Im Prinzip schon. Man muss da drei Sachen unterscheiden: Spenden, Förderungen und Fundraising. Spenden kann der BdP in einem größeren Maßstab relativ schwierig einnehmen. Wir versuchen da über Internetplattformen wie „betterplace“, in Kooperation mit der Stiftung Pfadfinden über den Stifterbrief und natürlich vor Ort Spenden zu sammeln, aber das wird nicht die große Menge sein. Wir versuchen aber, über gezielte Förderungen, d.h. über Stiftungen und Projektmittel, Gelder einzuwerben, und als Drittes wäre da noch Fundraising. Viele sagen „Geht doch zu den großen Firmen“, andererseits möchte niemand, dass Bierreklame hinter der Bühne hängt. Und da einen Kompromiss zu finden, einerseits Geld einzuwerben und anderseits zu überlegen, was man den Firmen dafür bieten kann, ist eines der Themen, das wir beim Bund-Land-Treffen mit den Landesverbänden besprechen wollen. Das kann ja auch viel mit Sachspenden zu tun haben, z.B. Schotter vom Baumarkt.

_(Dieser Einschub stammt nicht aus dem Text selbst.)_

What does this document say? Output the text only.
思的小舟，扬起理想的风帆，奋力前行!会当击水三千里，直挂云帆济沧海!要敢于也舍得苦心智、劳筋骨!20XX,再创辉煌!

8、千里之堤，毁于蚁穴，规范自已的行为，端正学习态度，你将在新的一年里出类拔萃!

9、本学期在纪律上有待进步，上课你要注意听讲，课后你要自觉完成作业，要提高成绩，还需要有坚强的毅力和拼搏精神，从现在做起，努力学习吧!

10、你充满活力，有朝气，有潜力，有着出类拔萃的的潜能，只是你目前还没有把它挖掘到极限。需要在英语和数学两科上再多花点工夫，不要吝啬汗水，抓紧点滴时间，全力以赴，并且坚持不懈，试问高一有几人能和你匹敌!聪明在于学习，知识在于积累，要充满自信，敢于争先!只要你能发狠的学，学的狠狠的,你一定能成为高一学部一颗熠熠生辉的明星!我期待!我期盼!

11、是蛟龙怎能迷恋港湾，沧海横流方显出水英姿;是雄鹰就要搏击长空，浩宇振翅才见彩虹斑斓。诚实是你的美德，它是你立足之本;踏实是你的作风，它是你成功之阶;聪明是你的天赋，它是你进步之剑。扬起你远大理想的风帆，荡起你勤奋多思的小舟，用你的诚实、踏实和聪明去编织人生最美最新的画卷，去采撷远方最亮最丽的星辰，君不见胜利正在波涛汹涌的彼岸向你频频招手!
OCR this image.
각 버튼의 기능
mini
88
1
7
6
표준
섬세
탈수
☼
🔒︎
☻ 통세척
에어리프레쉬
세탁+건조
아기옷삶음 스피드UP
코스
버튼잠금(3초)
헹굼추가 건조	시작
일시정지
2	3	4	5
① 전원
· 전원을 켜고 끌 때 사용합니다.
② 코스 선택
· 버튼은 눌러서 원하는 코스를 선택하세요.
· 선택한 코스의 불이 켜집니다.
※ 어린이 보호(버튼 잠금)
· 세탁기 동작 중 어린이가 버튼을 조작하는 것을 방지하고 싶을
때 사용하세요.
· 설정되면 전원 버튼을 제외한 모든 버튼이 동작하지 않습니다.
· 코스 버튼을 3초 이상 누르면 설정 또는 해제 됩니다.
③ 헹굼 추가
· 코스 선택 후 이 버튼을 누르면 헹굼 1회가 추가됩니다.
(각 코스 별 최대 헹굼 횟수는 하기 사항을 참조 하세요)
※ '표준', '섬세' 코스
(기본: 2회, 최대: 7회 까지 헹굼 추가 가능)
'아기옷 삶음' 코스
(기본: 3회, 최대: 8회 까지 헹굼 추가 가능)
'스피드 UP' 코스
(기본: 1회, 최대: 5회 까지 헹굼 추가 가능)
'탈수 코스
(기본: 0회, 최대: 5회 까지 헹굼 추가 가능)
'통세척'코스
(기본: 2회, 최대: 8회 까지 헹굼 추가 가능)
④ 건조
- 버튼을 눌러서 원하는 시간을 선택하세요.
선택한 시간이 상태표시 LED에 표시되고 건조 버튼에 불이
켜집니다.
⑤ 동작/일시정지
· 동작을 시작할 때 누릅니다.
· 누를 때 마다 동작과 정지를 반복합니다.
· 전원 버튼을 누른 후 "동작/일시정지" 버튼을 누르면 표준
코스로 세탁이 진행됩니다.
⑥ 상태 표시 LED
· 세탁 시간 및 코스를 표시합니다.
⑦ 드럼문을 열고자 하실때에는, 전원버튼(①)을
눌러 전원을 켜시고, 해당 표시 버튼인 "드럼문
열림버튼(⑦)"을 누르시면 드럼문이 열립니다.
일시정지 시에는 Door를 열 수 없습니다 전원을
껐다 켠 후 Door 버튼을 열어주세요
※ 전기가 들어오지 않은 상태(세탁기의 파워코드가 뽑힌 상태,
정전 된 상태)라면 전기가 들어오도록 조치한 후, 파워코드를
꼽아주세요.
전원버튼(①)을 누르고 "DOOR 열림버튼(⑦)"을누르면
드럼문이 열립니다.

Immenhausen per Satellit (c) Google

Was ist mit dem Thema Vorfahrt, d.h. ich nehme nur einen Sonderzug in Anspruch. Ist das ein Thema bei Euch?

Wir prüfen gerade unterschiedliche Anreisekonzepte. Im Beitrag ist ein durchschnittlicher Anreisebeitrag enthalten, den wir bereits so mit der Bahn vorverhandelt haben. Dabei überlegen wir auch, wie man komplexeste Anreisekonstellationen mit einbeziehen kann, z.B. Stämme, die aus unterschiedlichen Orten anreisen möchten, manche Gruppen wollen von Immenhausen noch woandershin usw. Logistisch ist das eine große Herausforderung, aber wir gucken, wie wir Vor- und Nachtouren abdecken können, besonders, weil wir das Thema „Entdecker“ einbeziehen wollen und echtes Entdecken durch Vorfahrten ermöglichen möchten.

Was habt ihr aus den letzten Bundeslagern gelernt?

Was ich beim letzten Mal zum Teil vermisst habe, und was wir hier versuchen, ist, möglichst viele Gruppen bei der Ausgestaltung des Bundeslagers mit einzubeziehen. Wir sind mit ganz bewussten Anträgen in die Bundesversammlung gegangen und holen die Landesverbände früh ins Boot und kommunizieren immer offen und ehrlich. Damit wollen wir im Bund viel Motivation fürs Bundeslager schaffen.

Was würdest du Stammes-Schatzmeistern für Ihre Kalkulation raten?

Einnahmen und Ausgaben müssen einfach passen. Bei den Ausgaben habe ich pro Person 210€ Teilnehmerbeitrag, da würde ich noch einen kleinen Puffer drauflegen, einfach um bei der Verpflegung auf Nummer sicher zu gehen, aber auch, um z.B. im Reisebüro des Bundeslagers mal einen Ausflug buchen zu können. Dann gibt es die Einnahmen: da sollte man prüfen, welche Zuschüsse von Stadt, Kommune, Förderverein, Kapital vom Stamm und so weiter angezapft werden können, und was es für neue Einnahmen z.B. durch Spendenaktionen geben könnte. Das wird alles zusammengerechnet und fertig ist der Teilnehmerbeitrag den ich einziehen muss.

Wenn du drei Wünsche fürs Bula frei hättest, welche wären das?

Ich wünsche mir, dass man sich bei Sorgen und Problemen direkt bei der Bundeslagerleitung meldet, dass sich alle einbringen und das Bundeslager zu einem bunten, facettenreichen Lager machen, und dass alle am Bula Beteiligten, ob als Lagerleitung, Unterlagerleitung, Stafüs oder Gruppenleiter, die Chance haben, auch mal das Bundeslager zu genießen und nicht in Arbeit zu versinken.

Das Interview führte Chrise am 8.9.2012. Timo Barfknecht kommt aus dem Stamm Kolibri aus dem Landesverband Schleswig- Holstein-Hamburg. Er lebt in Lüneburg und arbeitet für die Leuphana Universität.